I’m reading “The Art of War” by Steven Pressfield. A must read for anyone intending a Greater Life. In the chapter entitled “Life and Death” he speaks of the actor Tom Laughlin of “Billy Jack” fame. Tom is also a Jungian psychologist who has a foundation that works with people who have been diagnosed with terminal cancer.
Pressfield states that “…The moment a person learns he’s got terminal cancer, a profound shift takes place in his psyche. Things that sixty seconds earlier had seemed all-important suddenly appear meaningless, while people and concerns that he had till then dismissed at once take on supreme importance…maybe it isn’t so crucial that he have the last word in the fight with his wife…maybe he should tell her how deeply he has always loved her…what about the gift he had for music…the passion he once had to work with the sick and the homeless? Why do these unlived lives return now with such power and such poignancy?”
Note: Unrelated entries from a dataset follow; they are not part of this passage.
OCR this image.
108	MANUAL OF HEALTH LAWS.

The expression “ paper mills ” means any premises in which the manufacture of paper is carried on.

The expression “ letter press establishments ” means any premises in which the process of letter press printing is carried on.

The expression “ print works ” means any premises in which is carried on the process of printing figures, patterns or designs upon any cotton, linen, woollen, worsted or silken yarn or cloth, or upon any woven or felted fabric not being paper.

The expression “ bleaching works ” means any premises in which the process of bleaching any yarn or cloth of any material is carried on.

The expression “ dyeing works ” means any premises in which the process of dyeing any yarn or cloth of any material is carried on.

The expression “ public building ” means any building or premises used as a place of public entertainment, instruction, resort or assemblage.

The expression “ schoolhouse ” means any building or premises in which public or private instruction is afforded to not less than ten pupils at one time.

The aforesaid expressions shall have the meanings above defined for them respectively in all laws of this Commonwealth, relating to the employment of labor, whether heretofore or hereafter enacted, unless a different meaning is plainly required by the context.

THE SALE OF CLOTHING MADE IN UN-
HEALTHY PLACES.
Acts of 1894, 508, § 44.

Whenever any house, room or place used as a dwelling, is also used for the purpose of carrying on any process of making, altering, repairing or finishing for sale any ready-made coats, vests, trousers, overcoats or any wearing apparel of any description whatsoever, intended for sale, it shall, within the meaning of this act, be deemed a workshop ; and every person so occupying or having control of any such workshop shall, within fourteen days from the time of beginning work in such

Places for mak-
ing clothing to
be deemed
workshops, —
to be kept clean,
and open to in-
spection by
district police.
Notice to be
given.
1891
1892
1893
Laughlin believes that “..the seat of our consciousness shifts from the Ego..(who we think we are).. to the Self…,” the place from which dreams and intuitions come.
The world is anew. Surface concerns drop away and we suddenly know what is of true importance.
This is Laughlin’s approach: he tells his clients to not only make the leap mentally but to live out there dreams literally. Resume that career once given up, the dream to play music, for example.
And guess what happens? “…cancers go into remission. People recover..Is it possible, Tom Laughlin asks, that the disease itself evolved as a consequence of actions taken (or not taken) in our lives? Could our unlived lives have exacted their vengeance upon us in the form of cancer? And if they did, can we cure ourselves, now, by living these lives out?”
Think about it. Feel it in your heart, and with all your heart. Search your Self. And live your Greater Life. Now.